May 18, 2010 1 comment

Misleading title. We actually didn’t get on the flight. But we did get to the airport, through security and on the express moving sidewalk thing. It was a sad walk back.

It was quite a pre-adventure. We will call it our dress rehearsal, and my goodness we did it well.

Currently we are at the EWB house, refusing to un-pack, so the bags stay in the living room creating a larger fire hazard then any of us would like admit.

Our heads and our hearts were ready to leave last night, it is weird feeling to say goodbye to yourself, we will change this summer. Time anywhere makes a person grow. Coming back to the house was not what we had expected to do last night, and I think we were all a little in shock when we finally got home in the wee hours of the morning.

Pre-departure training was a unique experience, it was intense. We worked hard, much of our time was spent learning about our roles in our placements.

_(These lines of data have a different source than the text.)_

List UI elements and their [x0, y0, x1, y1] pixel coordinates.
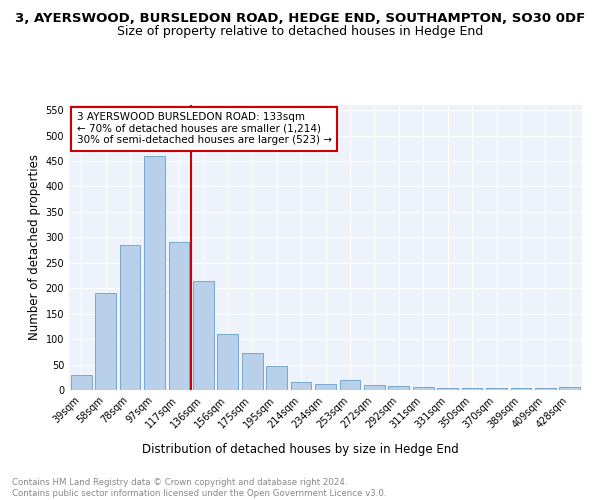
Bar: [559, 388, 580, 390]
Bar: [364, 385, 385, 390]
Bar: [290, 382, 311, 390]
Y-axis label: Number of detached properties: Number of detached properties: [28, 154, 41, 340]
Text: Size of property relative to detached houses in Hedge End: Size of property relative to detached ho…: [117, 25, 483, 38]
Bar: [486, 388, 507, 390]
Bar: [511, 388, 532, 390]
Bar: [95, 294, 116, 390]
Text: Contains HM Land Registry data © Crown copyright and database right 2024.
Contai: Contains HM Land Registry data © Crown c…: [12, 478, 386, 498]
Bar: [217, 334, 238, 390]
Bar: [169, 242, 190, 390]
Bar: [413, 388, 434, 390]
Bar: [71, 374, 92, 390]
Bar: [388, 386, 409, 390]
Bar: [461, 388, 482, 390]
Bar: [340, 380, 361, 390]
Bar: [315, 384, 336, 390]
Bar: [193, 280, 214, 390]
Bar: [144, 156, 165, 390]
Text: 3 AYERSWOOD BURSLEDON ROAD: 133sqm
← 70% of detached houses are smaller (1,214)
: 3 AYERSWOOD BURSLEDON ROAD: 133sqm ← 70%…: [77, 112, 332, 146]
Bar: [119, 245, 140, 390]
Text: Distribution of detached houses by size in Hedge End: Distribution of detached houses by size …: [142, 442, 458, 456]
Text: 3, AYERSWOOD, BURSLEDON ROAD, HEDGE END, SOUTHAMPTON, SO30 0DF: 3, AYERSWOOD, BURSLEDON ROAD, HEDGE END,…: [15, 12, 585, 26]
Bar: [242, 353, 263, 390]
Bar: [535, 388, 556, 390]
Bar: [266, 366, 287, 390]
Bar: [437, 388, 458, 390]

Our homework one night was to create a value chain (see value chain tab) for anything. Jessica and I choose to do honey. A simple chain that looks at inputs, production, processing and distribution of a product. The original process was simple.

Source: Hans Hesse Intro to Agriculture Value Chains

Yet, when we presented it to Trevor, he shut us down pretty quickly 🙂 in a good way. We weren’t diving into the complexity of the AVC. we were then sent to the board with an hour to figure it all out. After a quick learning curve involving tomatoes in Ontario we went to it. Below is the result.

Check out our chalk board masterpiece

Anyway, I will post more about AVCs hopefully tomorrow. It has gotten late already, and today has been a long day figuring out how to fix the flights and get us to Southern Africa as soon as possible.

We are now leaving on Wednesday, volcano clouds permitting.